Mit einer Benzinpreisbremse will die schwarz-gelbe Koalition zusammen mit den Bundesländern den Autofahrern zur Seite springen. Die Regierung wurde aufgefordert, Optionen zu prüfen, um Spritpreistreiberei zu unterbinden.

svz.de von
erstellt am 30.Mär.2012 | 09:20 Uhr

Berlin | Mit einer Benzinpreisbremse will die schwarz-gelbe Koalition zusammen mit den Bundesländern den Autofahrern zur Seite springen. Die Fraktionen von Union und FDP forderten die Regierung auf, mehrere Optionen zu prüfen, um die Preissprünge an den Tankstellen zu unterbinden. Zu Ostern werden weitere Rekorde erwartet, derzeit kostet der Liter Super schon 1,70 Euro. Auf Antrag Thüringens verlangte auch der Bundesrat gestern vom Bund eine gesetzliche Regelung.

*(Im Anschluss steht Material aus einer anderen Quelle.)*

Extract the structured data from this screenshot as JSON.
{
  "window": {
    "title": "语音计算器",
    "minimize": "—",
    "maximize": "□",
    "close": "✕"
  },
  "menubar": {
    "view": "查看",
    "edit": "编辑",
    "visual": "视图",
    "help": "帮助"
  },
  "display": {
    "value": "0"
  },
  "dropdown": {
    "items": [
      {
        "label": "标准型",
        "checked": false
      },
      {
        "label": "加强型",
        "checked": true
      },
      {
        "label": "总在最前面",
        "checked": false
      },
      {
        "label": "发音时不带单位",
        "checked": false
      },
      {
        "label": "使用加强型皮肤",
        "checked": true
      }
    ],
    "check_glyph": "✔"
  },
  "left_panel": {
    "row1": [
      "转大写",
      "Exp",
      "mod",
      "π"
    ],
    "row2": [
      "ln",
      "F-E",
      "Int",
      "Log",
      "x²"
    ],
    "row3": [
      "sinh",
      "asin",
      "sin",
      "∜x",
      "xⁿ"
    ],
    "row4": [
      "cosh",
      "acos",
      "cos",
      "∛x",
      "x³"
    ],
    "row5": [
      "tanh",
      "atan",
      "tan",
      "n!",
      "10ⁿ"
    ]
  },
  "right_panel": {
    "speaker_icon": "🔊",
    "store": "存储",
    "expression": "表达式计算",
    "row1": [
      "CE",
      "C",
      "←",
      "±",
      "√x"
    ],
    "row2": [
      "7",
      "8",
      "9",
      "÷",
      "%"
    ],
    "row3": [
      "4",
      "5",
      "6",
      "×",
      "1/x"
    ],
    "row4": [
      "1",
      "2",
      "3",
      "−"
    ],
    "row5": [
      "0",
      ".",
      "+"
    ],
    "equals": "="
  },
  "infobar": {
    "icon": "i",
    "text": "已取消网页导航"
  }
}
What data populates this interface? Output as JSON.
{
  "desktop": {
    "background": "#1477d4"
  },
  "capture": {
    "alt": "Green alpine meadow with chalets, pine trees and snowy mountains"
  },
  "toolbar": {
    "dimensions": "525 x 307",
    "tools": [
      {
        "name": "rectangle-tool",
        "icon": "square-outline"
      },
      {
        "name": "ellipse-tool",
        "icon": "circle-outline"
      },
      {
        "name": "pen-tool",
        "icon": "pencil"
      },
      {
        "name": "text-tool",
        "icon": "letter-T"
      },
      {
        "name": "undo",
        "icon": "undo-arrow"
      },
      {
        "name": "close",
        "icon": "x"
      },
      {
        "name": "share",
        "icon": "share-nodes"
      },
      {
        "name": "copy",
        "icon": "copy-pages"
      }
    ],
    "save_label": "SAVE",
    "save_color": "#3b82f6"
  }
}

Als Optionen genannt werden das in Westaustralien praktizierte Modell, mit dem am Vortag der Preis für den Folgetag bekanntgemacht werden muss, der dann nicht weiter erhöht werden darf. Bis es zu einer möglichen Regelung kommt, dürfte es aber mehrere Monate dauern, zudem ist vor allem das Bundeswirtschaftsministerium skeptisch.